For the first quarter of 2025, the company expects revenue to be between $618 million and $621 million, well off the Street’s target of $630.4 million. Analysts from Bank of America and J.P. Morgan both downgraded the stock, citing slowing growth for the business. The brighter side of Dropbox's guidance is that subscriber growth would slow in 2025 after the company lost 50,000 subscribers in the fourth quarter. However, the company also said that cost savings from ending real estate leases and layoffs will help generate $910 million to $950 million in free cash flow in 2025.

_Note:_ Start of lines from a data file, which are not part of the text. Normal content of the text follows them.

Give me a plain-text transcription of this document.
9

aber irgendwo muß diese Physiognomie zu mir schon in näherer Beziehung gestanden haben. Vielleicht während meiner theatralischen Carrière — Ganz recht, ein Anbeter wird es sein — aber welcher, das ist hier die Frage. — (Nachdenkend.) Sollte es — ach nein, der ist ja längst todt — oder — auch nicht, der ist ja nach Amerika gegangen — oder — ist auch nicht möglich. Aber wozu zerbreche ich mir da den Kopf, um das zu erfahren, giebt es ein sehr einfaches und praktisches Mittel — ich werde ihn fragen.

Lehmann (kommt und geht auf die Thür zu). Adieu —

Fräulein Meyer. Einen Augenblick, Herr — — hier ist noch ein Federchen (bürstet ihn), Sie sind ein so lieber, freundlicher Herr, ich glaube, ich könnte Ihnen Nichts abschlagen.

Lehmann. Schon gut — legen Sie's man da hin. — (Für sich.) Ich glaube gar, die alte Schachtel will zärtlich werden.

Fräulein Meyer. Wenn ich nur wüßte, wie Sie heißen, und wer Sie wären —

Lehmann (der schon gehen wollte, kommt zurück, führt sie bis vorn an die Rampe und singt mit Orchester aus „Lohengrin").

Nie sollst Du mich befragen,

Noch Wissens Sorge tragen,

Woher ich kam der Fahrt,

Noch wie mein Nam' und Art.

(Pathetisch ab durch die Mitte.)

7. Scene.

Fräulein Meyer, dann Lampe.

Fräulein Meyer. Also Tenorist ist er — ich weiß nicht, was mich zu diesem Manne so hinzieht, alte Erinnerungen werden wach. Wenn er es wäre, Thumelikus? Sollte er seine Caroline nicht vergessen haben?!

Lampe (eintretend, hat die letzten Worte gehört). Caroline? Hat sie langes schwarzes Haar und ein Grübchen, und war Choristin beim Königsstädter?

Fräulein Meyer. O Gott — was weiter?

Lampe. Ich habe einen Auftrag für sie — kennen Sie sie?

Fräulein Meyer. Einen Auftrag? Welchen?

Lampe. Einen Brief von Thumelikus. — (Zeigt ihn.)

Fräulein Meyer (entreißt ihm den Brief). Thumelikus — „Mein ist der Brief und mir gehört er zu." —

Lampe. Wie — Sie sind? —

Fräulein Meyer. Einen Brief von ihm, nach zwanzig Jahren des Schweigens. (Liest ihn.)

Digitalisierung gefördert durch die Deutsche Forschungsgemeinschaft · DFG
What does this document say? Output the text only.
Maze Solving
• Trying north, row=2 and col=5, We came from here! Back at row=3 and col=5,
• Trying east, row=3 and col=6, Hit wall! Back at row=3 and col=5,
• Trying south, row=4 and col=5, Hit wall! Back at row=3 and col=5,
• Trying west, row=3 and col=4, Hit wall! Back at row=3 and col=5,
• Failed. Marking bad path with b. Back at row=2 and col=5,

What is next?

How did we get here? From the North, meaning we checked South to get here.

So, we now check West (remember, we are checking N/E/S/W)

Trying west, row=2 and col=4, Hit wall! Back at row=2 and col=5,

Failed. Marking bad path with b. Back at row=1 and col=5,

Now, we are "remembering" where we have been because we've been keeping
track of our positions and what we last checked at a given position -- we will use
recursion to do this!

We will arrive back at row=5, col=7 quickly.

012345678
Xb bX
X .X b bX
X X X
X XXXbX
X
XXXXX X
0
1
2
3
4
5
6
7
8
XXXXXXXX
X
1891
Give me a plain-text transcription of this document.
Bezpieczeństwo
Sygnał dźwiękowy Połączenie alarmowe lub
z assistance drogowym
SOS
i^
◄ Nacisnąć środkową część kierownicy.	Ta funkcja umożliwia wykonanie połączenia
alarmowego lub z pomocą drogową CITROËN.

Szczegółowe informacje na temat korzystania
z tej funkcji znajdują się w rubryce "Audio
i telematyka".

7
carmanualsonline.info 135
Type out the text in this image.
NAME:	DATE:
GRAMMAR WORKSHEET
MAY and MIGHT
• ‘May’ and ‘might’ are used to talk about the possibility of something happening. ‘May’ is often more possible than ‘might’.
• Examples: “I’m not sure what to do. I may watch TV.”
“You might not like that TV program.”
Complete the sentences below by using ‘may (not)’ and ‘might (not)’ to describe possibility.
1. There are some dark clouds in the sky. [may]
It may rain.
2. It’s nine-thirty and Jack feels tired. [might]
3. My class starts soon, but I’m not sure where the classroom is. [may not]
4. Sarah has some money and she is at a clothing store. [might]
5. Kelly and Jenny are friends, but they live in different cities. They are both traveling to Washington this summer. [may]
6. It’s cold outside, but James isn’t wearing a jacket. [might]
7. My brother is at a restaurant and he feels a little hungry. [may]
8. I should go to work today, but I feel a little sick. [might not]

Despite the disappointing guidance, Dropbox shares remain up 6% in the year to date and have gained more than 31% in the last 12 months. Investors will need some patience, as Dropbox's conservative guidance suggests that any turnaround is going to take a while. For the first quarter of fiscal 2025, the company is looking at revenue of between $618 million and $621 million, well off the Street’s target of $630.4 million.

In conclusion, Dropbox's shares plummeted after the company projected Q1 guidance below estimates, highlighting the challenges the company faces in maintaining growth and profitability. Despite the setback, the company's long-term prospects remain promising, and investors may find opportunities to buy the dip. However, it is essential to monitor the company's progress and reassess its strategy as it navigates the competitive cloud storage market.
DBX--
Shares of cloud storage giant Dropbox (NASDAQ: DBX) took a nosedive on Friday, falling as much as 23.1% after the company reported earnings results that missed analyst expectations. The primary driver behind the steep selloff was the company's guidance for the first quarter of 2025, which came in below estimates.
In the fourth quarter of 2024, Dropbox reported earnings before certain costs such as stock compensation of 73 cents per share, beating the Street’s target of 62 cents by a healthy margin. Revenue for the period inched up just 1% from a year earlier, to $643.6 million, slightly higher than the analyst consensus estimate of $639.1 million. Despite the ever-so-slight increase in revenue, Dropbox reported a narrower profit margin, with net income of just $102.8 million in the quarter, down from $227.3 million in the year-ago period.
For the first quarter of 2025, the company expects revenue to be between $618 million and $621 million, well off the Street’s target of $630.4 million. Analysts from Bank of America and J.P. Morgan both downgraded the stock, citing slowing growth for the business. The brighter side of Dropbox's guidance is that subscriber growth would slow in 2025 after the company lost 50,000 subscribers in the fourth quarter. However, the company also said that cost savings from ending real estate leases and layoffs will help generate $910 million to $950 million in free cash flow in 2025.
Despite the disappointing guidance, Dropbox shares remain up 6% in the year to date and have gained more than 31% in the last 12 months. Investors will need some patience, as Dropbox's conservative guidance suggests that any turnaround is going to take a while. For the first quarter of fiscal 2025, the company is looking at revenue of between $618 million and $621 million, well off the Street’s target of $630.4 million.

In conclusion, Dropbox's shares plummeted after the company projected Q1 guidance below estimates, highlighting the challenges the company faces in maintaining growth and profitability. Despite the setback, the company's long-term prospects remain promising, and investors may find opportunities to buy the dip. However, it is essential to monitor the company's progress and reassess its strategy as it navigates the competitive cloud storage market.